In April 2010, Google’s search quality team published a blog post announcing the use of speed as a ranking factor. In the post, which is available to view at webmasters.googleblog.com/2010/04/using-site-speed-in-web-search-ranking.html, the team explains that fast-loading websites increase user satisfaction. As a result, Google modified its ranking algorithm to favor fast-loading websites in its index.
Google isn’t the only search engine that rewards fast-loading websites with higher search rankings. While Bing hasn’t publicly announced it, research shows the Microsoft-owned search engine uses speed as a ranking factor as well. If you’re hoping to attract organic search traffic from the world’s two most popular search engines, you must optimize your website for shorter load times.
Fewer Sales or Conversions
Your website will probably generate fewer sales or conversions if it takes too long to load. In 2017, the content delivery network (CDN) provider Akamai conducted a study to investigate the correlation between a website’s speed and its conversions. Akamai found that for every additional 100 milliseconds a website’s users were forced to wait, its conversion rate decreased by an average of 7 percent.

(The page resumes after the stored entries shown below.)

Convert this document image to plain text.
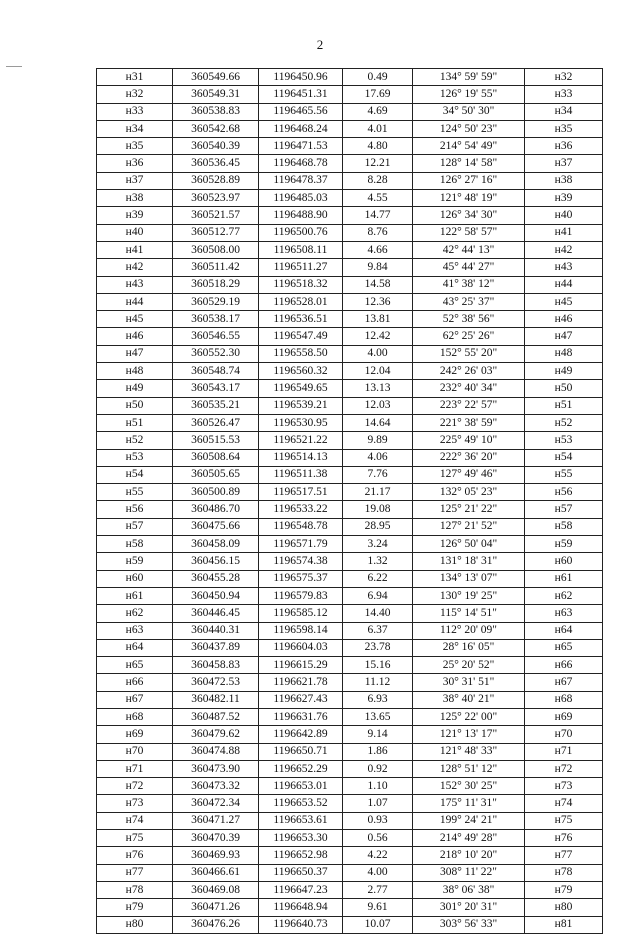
2
н31	360549.66	1196450.96	0.49	134° 59' 59"	н32
н32	360549.31	1196451.31	17.69	126° 19' 55"	н33
н33	360538.83	1196465.56	4.69	34° 50' 30"	н34
н34	360542.68	1196468.24	4.01	124° 50' 23"	н35
н35	360540.39	1196471.53	4.80	214° 54' 49"	н36
н36	360536.45	1196468.78	12.21	128° 14' 58"	н37
н37	360528.89	1196478.37	8.28	126° 27' 16"	н38
н38	360523.97	1196485.03	4.55	121° 48' 19"	н39
н39	360521.57	1196488.90	14.77	126° 34' 30"	н40
н40	360512.77	1196500.76	8.76	122° 58' 57"	н41
н41	360508.00	1196508.11	4.66	42° 44' 13"	н42
н42	360511.42	1196511.27	9.84	45° 44' 27"	н43
н43	360518.29	1196518.32	14.58	41° 38' 12"	н44
н44	360529.19	1196528.01	12.36	43° 25' 37"	н45
н45	360538.17	1196536.51	13.81	52° 38' 56"	н46
н46	360546.55	1196547.49	12.42	62° 25' 26"	н47
н47	360552.30	1196558.50	4.00	152° 55' 20"	н48
н48	360548.74	1196560.32	12.04	242° 26' 03"	н49
н49	360543.17	1196549.65	13.13	232° 40' 34"	н50
н50	360535.21	1196539.21	12.03	223° 22' 57"	н51
н51	360526.47	1196530.95	14.64	221° 38' 59"	н52
н52	360515.53	1196521.22	9.89	225° 49' 10"	н53
н53	360508.64	1196514.13	4.06	222° 36' 20"	н54
н54	360505.65	1196511.38	7.76	127° 49' 46"	н55
н55	360500.89	1196517.51	21.17	132° 05' 23"	н56
н56	360486.70	1196533.22	19.08	125° 21' 22"	н57
н57	360475.66	1196548.78	28.95	127° 21' 52"	н58
н58	360458.09	1196571.79	3.24	126° 50' 04"	н59
н59	360456.15	1196574.38	1.32	131° 18' 31"	н60
н60	360455.28	1196575.37	6.22	134° 13' 07"	н61
н61	360450.94	1196579.83	6.94	130° 19' 25"	н62
н62	360446.45	1196585.12	14.40	115° 14' 51"	н63
н63	360440.31	1196598.14	6.37	112° 20' 09"	н64
н64	360437.89	1196604.03	23.78	28° 16' 05"	н65
н65	360458.83	1196615.29	15.16	25° 20' 52"	н66
н66	360472.53	1196621.78	11.12	30° 31' 51"	н67
н67	360482.11	1196627.43	6.93	38° 40' 21"	н68
н68	360487.52	1196631.76	13.65	125° 22' 00"	н69
н69	360479.62	1196642.89	9.14	121° 13' 17"	н70
н70	360474.88	1196650.71	1.86	121° 48' 33"	н71
н71	360473.90	1196652.29	0.92	128° 51' 12"	н72
н72	360473.32	1196653.01	1.10	152° 30' 25"	н73
н73	360472.34	1196653.52	1.07	175° 11' 31"	н74
н74	360471.27	1196653.61	0.93	199° 24' 21"	н75
н75	360470.39	1196653.30	0.56	214° 49' 28"	н76
н76	360469.93	1196652.98	4.22	218° 10' 20"	н77
н77	360466.61	1196650.37	4.00	308° 11' 22"	н78
н78	360469.08	1196647.23	2.77	38° 06' 38"	н79
н79	360471.26	1196648.94	9.61	301° 20' 31"	н80
н80	360476.26	1196640.73	10.07	303° 56' 33"	н81
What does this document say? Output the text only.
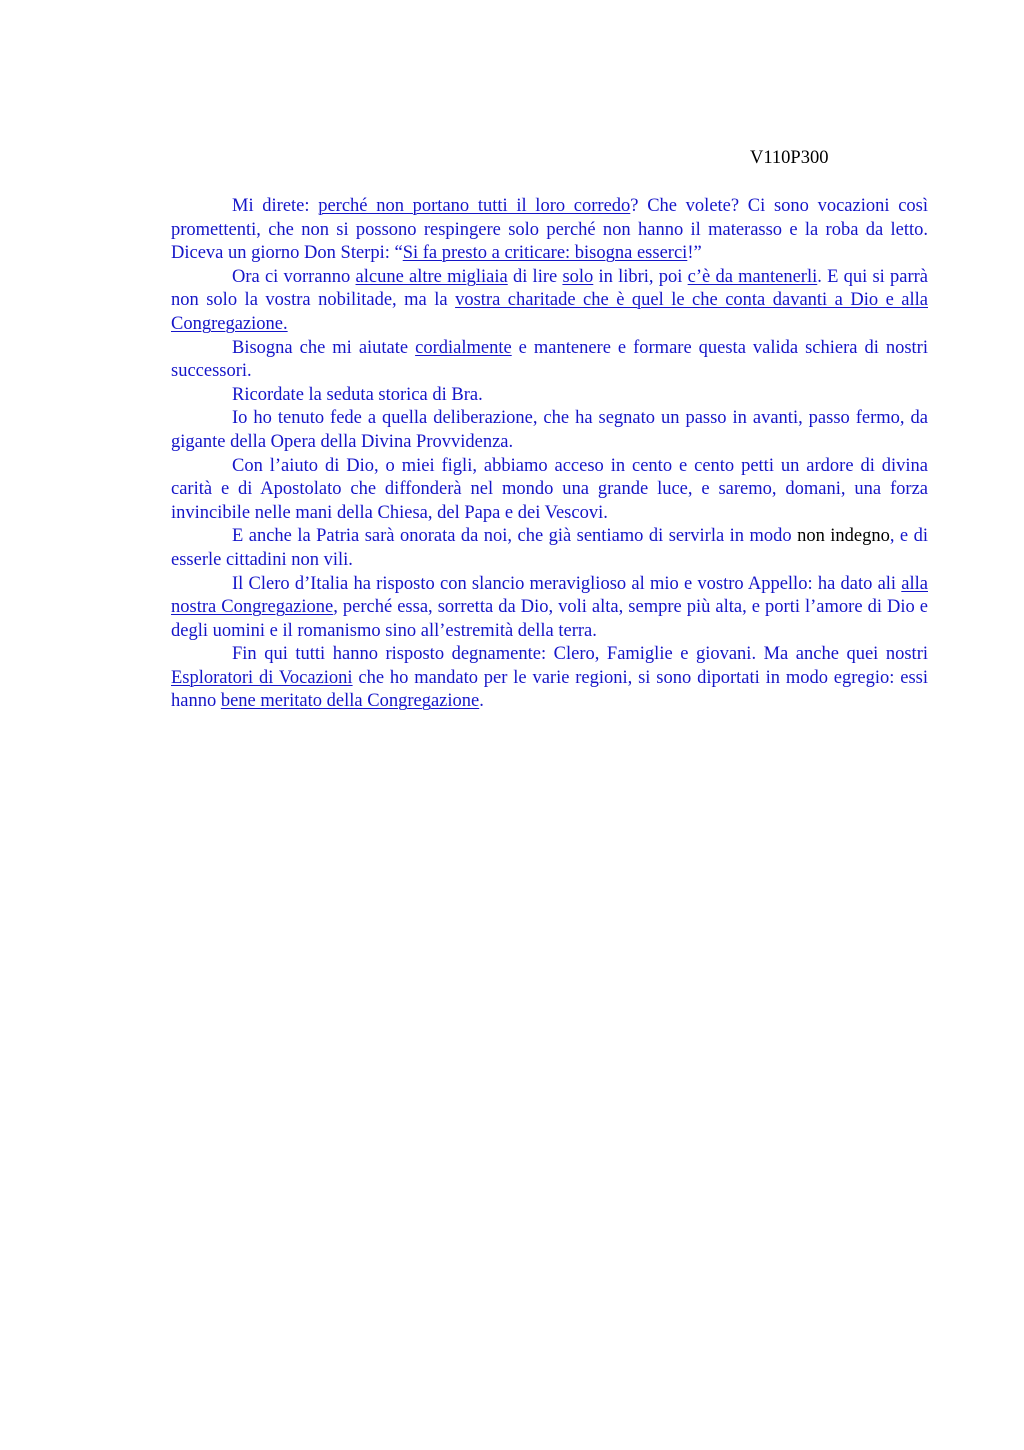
V110P300

Mi direte: perché non portano tutti il loro corredo? Che volete? Ci sono vocazioni così promettenti, che non si possono respingere solo perché non hanno il materasso e la roba da letto. Diceva un giorno Don Sterpi: “Si fa presto a criticare: bisogna esserci!”

Ora ci vorranno alcune altre migliaia di lire solo in libri, poi c’è da mantenerli. E qui si parrà non solo la vostra nobilitade, ma la vostra charitade che è quel le che conta davanti a Dio e alla Congregazione.

Bisogna che mi aiutate cordialmente e mantenere e formare questa valida schiera di nostri successori.

Ricordate la seduta storica di Bra.

Io ho tenuto fede a quella deliberazione, che ha segnato un passo in avanti, passo fermo, da gigante della Opera della Divina Provvidenza.

Con l’aiuto di Dio, o miei figli, abbiamo acceso in cento e cento petti un ardore di divina carità e di Apostolato che diffonderà nel mondo una grande luce, e saremo, domani, una forza invincibile nelle mani della Chiesa, del Papa e dei Vescovi.

E anche la Patria sarà onorata da noi, che già sentiamo di servirla in modo non indegno, e di esserle cittadini non vili.

Il Clero d’Italia ha risposto con slancio meraviglioso al mio e vostro Appello: ha dato ali alla nostra Congregazione, perché essa, sorretta da Dio, voli alta, sempre più alta, e porti l’amore di Dio e degli uomini e il romanismo sino all’estremità della terra.

Fin qui tutti hanno risposto degnamente: Clero, Famiglie e giovani. Ma anche quei nostri Esploratori di Vocazioni che ho mandato per le varie regioni, si sono diportati in modo egregio: essi hanno bene meritato della Congregazione.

As the world’s largest online retailer, Amazon knows the importance of maintaining a fast website. In 2010, the online retailer published a report revealing the impact of long load times. According to Amazon, a 100-millisecond increase in load times resulted in 1 percent fewer sales. Whether your website sells products or services, or if it’s simply designed to capture leads, long load times will hurt its conversion rate.
Reach Fewer Mobile Users
To reach mobile device users with your website, you must optimize it for shorter load times. When waiting for a website to load, mobile users are even less patient than their desktop counterparts. Google has even said that more than half of all mobile users will abandon a website if it takes longer than three seconds. Therefore, you should aim for an average load time of less than three seconds to reach the largest mobile audience.
Poor UX
Long load times are detrimental to your website’s user experience (UX). Each time a user clicks an internal link, he or she must wait for the web page to load. Forcing users to wait a long time disrupts their browsing activities while lowering their overall satisfaction with your website in the process. To create a positive UX, you must speed up your website. As your website’s load times decrease, users will be able to navigate it more quickly and easily.
Less Traffic
The amount of traffic your website receives is directly influenced by its speed. After all, many users, regardless of device, will abandon slow-loading websites. And even if a user is willing to wait for your website to load, long load times will restrict your site’s ability to rank high in the search results. If you notice your website’s traffic has declined, you should check to see whether long load times are to blame.
Tips on How to Optimize Your Website for Shorter Load Times
- Invest in an upper-tier web hosting service, such as a virtual private server (VPS), rather than an inexpensive shared web hosting service.
- As your website’s traffic increases, you may need to upgrade your web hosting plan with additional resources.
- Use the PageSpeed Insights tool at developers.google.com/speed/pagespeed/insights to identify problems that are slowing down your website.
- Whether it uses a 301 or 302 server code, avoid using redirects when possible.
- Set up a CDN to deliver cached copies of static files from a network of geographically spaced nodes.
- Edit your website’s .htaccess file to enable browser caching and GZIP compression.
- Minify resource files like JavaScript, CSS and HTML.
- Optimize images to achieve the smallest possible file size without sacrificing image quality.
- Add CSS to the top of web pages and JavaScript at the bottom.
- Reduce the number of HTTP requests your website makes.
- If your website is powered by a content management system (CMS), such as WordPress or Joomla, don’t install too many plugins or extensions.
- Consider using Google’s Accelerated Mobile Pages (AMP) to create blazing-fast load times with the mobile version of your website.
- Don’t host videos directly on your website. Instead, upload them to YouTube, after which you can embed the YouTube code on your website.